Vietnam or Thailand ? Vote for the TOP Country of the Week !
Bijgewerkt: 22 juni 2025
Men neme, om dit na te gaan, b. v. het verhaal van den ouden Ægeon in "De Klucht der Vergissingen", I. 1. 98 ter hand, beginnende: "O hadden zóó de goden zich erbarmd, Dan zou ik niet terecht thans wreed hen noemen," enz.
DROMIO VAN EPHESUS. Tot voor een uur was ik zijn dienaar, heer; Maar thans heeft hij mijn banden doorgeknaagd, Dus ben ik, Dromio, thans door hem gediend. ÆGEON. Gij beiden zult u mijner wis herinn'ren. DROMIO VAN EPHESUS. Neen, wij herinn'ren ons ons-zelf door u: Wij waren pas in banden zooals gij; Doch gij zijt geen patiënt van Knijp, niet waar?
ÆGEON. 't Is wel het zwaarst, wat gij mij op kunt leggen, Dat ik mijn onuitspreek'lijk leed u meld; Maar opdat elk getuig', dat drang des harten, Niet lage misdaad, schuld is van mijn dood, Wil ik verhalen, wat mijn smart mij toelaat. Ik stam uit Syracuse en was gehuwd; Mijn vrouw zou heel mijn heil en ik het hare Geweest zijn, had niet onheil ons vervolgd.
Maar al uw have, op 't allerhoogst geschat, Is zeker nog geen honderd mark in waarde; En dus veroordeelt u de wet ter dood. ÆGEON. 'k Heb dezen troost, dat, als uw wil geschiedt, De zon, die daalt, voor 't laatst mijn jammer ziet. HERTOG. Spreek, Syracuser, meld mij nog in 't kort, Waarom ge uw vaderstad verlaten hebt, En wat gij hier in Ephesus kwaamt doen.
HERTOG. Rampzaal'ge Ægeon, door het lot bestemd Om zulk een overmaat van leed te dragen! Geloof mij, waar' 't niet tegen onze wet, Niet tegen mijn gezag, mijn kroon, mijn eed, Die schoon hij 't will', geen vorst miskennen mag Mijn hart zou wis uw pleitbezorger zijn.
DROMIO VAN SYRACUSE. Ik, heer, ben Dromio, laat dezen gaan.
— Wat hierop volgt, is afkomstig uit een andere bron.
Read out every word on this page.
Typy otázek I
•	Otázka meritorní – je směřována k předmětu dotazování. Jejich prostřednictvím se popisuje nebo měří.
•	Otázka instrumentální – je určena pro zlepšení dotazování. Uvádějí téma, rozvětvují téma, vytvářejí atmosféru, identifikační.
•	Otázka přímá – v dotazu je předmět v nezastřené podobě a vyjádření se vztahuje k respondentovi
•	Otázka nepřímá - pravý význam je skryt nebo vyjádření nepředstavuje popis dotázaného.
DROMIO VAN EPHESUS. Ik, heer, ben Dromio, laat mij hier staan. ANTIPHOLUS VAN SYRACUSE. Wie zijt gij, spreek! Ægeon of zijn geest? DROMIO VAN SYRACUSE. Mijn oude meester! wie heeft u geboeid? ABDIS. Wie hem ook boeide, ik maak zijn handen los, En win een echtgenoot door zijn bevrijding.
ÆGEON. Wat ziet gij vreemd mij aan? gij kent mij wel. ANTIPHOLUS VAN EPHESUS. Ik heb u nooit gezien, heer, vóór dit uur. ÆGEON. Sinds gij mij zaagt, heeft droef'nis mij veranderd; Door zorgvolle uren heeft de maag're hand Des Tijds mij vreemde trekken ingegrift: Maar zeg mij dan, mijn stem herkent gij toch? ANTIPHOLUS VAN EPHESUS. Ook niet. ÆGEON. En Dromio, gij?
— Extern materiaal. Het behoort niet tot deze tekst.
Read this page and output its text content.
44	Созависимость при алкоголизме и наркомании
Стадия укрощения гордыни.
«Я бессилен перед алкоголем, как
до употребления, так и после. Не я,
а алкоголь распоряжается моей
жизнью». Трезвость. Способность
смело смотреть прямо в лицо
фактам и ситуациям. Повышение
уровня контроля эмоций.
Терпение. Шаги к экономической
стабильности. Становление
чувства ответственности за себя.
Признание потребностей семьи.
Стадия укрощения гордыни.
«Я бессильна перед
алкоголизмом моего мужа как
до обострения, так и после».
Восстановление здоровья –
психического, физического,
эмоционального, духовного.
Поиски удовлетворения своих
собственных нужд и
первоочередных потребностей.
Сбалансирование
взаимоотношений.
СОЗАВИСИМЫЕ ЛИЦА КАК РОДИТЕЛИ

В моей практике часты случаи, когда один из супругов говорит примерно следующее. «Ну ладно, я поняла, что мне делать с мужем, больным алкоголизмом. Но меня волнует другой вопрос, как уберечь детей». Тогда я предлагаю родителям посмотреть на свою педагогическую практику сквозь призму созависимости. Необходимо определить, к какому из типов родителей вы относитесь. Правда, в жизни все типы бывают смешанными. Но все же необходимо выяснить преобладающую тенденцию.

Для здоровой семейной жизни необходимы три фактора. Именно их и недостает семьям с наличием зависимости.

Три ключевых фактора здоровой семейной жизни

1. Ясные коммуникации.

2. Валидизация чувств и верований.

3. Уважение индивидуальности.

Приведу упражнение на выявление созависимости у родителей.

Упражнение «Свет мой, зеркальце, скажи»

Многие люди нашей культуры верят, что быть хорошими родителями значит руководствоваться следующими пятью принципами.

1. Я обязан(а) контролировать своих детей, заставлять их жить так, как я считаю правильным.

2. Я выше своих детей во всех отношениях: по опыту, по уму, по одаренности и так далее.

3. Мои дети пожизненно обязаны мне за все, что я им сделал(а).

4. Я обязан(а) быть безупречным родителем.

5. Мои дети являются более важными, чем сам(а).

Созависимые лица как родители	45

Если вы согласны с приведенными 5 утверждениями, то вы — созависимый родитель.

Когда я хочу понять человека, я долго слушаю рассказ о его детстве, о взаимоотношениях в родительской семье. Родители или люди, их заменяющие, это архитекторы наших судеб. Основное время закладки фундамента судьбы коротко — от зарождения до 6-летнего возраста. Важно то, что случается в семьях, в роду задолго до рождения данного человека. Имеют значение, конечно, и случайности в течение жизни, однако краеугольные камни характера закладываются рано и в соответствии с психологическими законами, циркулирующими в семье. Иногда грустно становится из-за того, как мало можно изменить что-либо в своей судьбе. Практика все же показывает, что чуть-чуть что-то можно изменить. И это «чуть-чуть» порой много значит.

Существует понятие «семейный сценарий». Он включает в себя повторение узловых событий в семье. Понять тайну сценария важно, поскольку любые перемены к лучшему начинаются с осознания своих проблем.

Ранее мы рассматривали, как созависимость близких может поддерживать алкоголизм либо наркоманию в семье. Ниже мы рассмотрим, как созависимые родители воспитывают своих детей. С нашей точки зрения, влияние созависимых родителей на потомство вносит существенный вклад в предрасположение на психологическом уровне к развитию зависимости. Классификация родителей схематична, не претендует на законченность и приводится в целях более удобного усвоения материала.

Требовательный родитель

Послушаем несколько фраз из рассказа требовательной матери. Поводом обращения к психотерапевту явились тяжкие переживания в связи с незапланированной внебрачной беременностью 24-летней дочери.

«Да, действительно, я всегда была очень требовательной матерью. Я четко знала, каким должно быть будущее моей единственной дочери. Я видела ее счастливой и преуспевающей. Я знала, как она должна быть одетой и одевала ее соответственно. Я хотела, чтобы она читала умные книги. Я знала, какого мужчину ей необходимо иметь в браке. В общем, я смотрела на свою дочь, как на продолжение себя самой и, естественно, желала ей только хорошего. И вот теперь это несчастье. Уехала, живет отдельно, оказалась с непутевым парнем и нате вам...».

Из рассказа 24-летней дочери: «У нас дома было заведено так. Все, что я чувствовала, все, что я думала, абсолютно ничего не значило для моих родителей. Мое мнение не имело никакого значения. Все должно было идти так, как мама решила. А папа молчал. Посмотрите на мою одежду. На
Men mag vermoeden, dat hier een paar regels zijn weggevallen, waar Ægeon zal gezegd hebben, dat hij om het uitblijven van zijn zoon, besloot dezen zelf te gaan zoeken. Naar den Centaurus. Een staartriem voor mijn meesteres. In Sh.'s tijd reden, bij reizen, ook de vrouwen te paard. De stad is, zegt men, vol bedrog en list.
Cipier. Het zal geschieden, vorst. ÆGEON. Ik ga, maar hoop- en hulploos is mijn nood; 't Is uitstel van een reeds begonnen dood. Een plein in Ephesus. Antipholus en Dromio van Syracuse, benevens een Koopman, komen op. KOOPMAN. Geef voor, dat gij van Epidamnum zijt, Want anders legt men op uw goed beslag.
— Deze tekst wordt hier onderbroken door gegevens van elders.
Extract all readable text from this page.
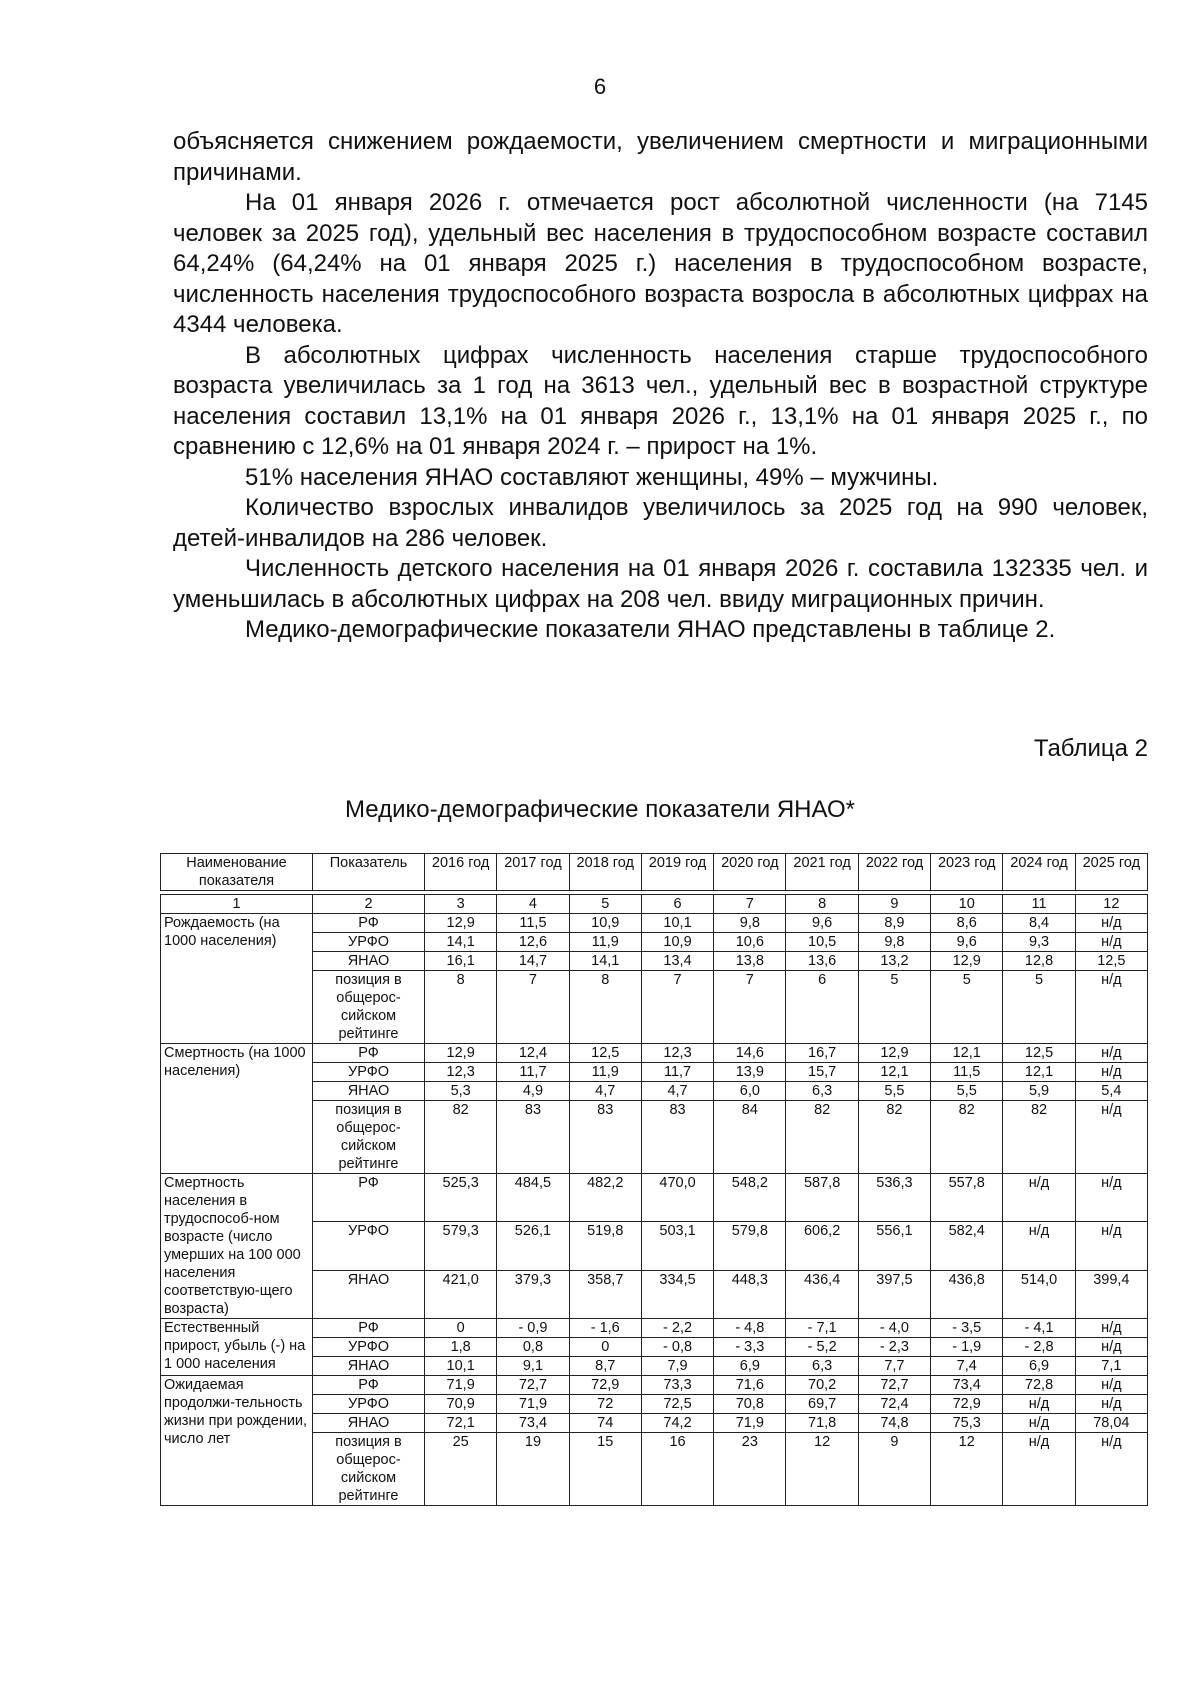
6

объясняется снижением рождаемости, увеличением смертности и миграционными причинами.

На 01 января 2026 г. отмечается рост абсолютной численности (на 7145 человек за 2025 год), удельный вес населения в трудоспособном возрасте составил 64,24% (64,24% на 01 января 2025 г.) населения в трудоспособном возрасте, численность населения трудоспособного возраста возросла в абсолютных цифрах на 4344 человека.

В абсолютных цифрах численность населения старше трудоспособного возраста увеличилась за 1 год на 3613 чел., удельный вес в возрастной структуре населения составил 13,1% на 01 января 2026 г., 13,1% на 01 января 2025 г., по сравнению с 12,6% на 01 января 2024 г. – прирост на 1%.

51% населения ЯНАО составляют женщины, 49% – мужчины.

Количество взрослых инвалидов увеличилось за 2025 год на 990 человек, детей-инвалидов на 286 человек.

Численность детского населения на 01 января 2026 г. составила 132335 чел. и уменьшилась в абсолютных цифрах на 208 чел. ввиду миграционных причин.

Медико-демографические показатели ЯНАО представлены в таблице 2.

Таблица 2
Медико-демографические показатели ЯНАО*
Наименование показателя	Показатель	2016 год	2017 год	2018 год	2019 год	2020 год	2021 год	2022 год	2023 год	2024 год	2025 год

1	2	3	4	5	6	7	8	9	10	11	12
Рождаемость (на 1000 населения)	РФ	12,9	11,5	10,9	10,1	9,8	9,6	8,9	8,6	8,4	н/д
	УРФО	14,1	12,6	11,9	10,9	10,6	10,5	9,8	9,6	9,3	н/д
	ЯНАО	16,1	14,7	14,1	13,4	13,8	13,6	13,2	12,9	12,8	12,5
	позиция в общерос-сийском рейтинге	8	7	8	7	7	6	5	5	5	н/д
Смертность (на 1000 населения)	РФ	12,9	12,4	12,5	12,3	14,6	16,7	12,9	12,1	12,5	н/д
	УРФО	12,3	11,7	11,9	11,7	13,9	15,7	12,1	11,5	12,1	н/д
	ЯНАО	5,3	4,9	4,7	4,7	6,0	6,3	5,5	5,5	5,9	5,4
	позиция в общерос-сийском рейтинге	82	83	83	83	84	82	82	82	82	н/д
Смертность населения в трудоспособ-ном возрасте (число умерших на 100 000 населения соответствую-щего возраста)	РФ	525,3	484,5	482,2	470,0	548,2	587,8	536,3	557,8	н/д	н/д
	УРФО	579,3	526,1	519,8	503,1	579,8	606,2	556,1	582,4	н/д	н/д
	ЯНАО	421,0	379,3	358,7	334,5	448,3	436,4	397,5	436,8	514,0	399,4
Естественный прирост, убыль (-) на 1 000 населения	РФ	0	- 0,9	- 1,6	- 2,2	- 4,8	- 7,1	- 4,0	- 3,5	- 4,1	н/д
	УРФО	1,8	0,8	0	- 0,8	- 3,3	- 5,2	- 2,3	- 1,9	- 2,8	н/д
	ЯНАО	10,1	9,1	8,7	7,9	6,9	6,3	7,7	7,4	6,9	7,1
Ожидаемая продолжи-тельность жизни при рождении, число лет	РФ	71,9	72,7	72,9	73,3	71,6	70,2	72,7	73,4	72,8	н/д
	УРФО	70,9	71,9	72	72,5	70,8	69,7	72,4	72,9	н/д	н/д
	ЯНАО	72,1	73,4	74	74,2	71,9	71,8	74,8	75,3	н/д	78,04
	позиция в общерос-сийском рейтинге	25	19	15	16	23	12	9	12	н/д	н/д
ÆGEON. Mijn jongste zoon, doch oudste zorg, begon, Toen hij een achttien jaar was, naar zijn broeder Te willen zoeken, en hield telkens aan, Dat ik zijn dienaar, wien, gelijk zijn meester, Van zijnen broeder slechts de naam nog bleef, Hem mee zou geven, dat zij samen zochten, 't Verlangen naar het lang verloren kind Deed mij 't verliezen van mijn eenling wagen.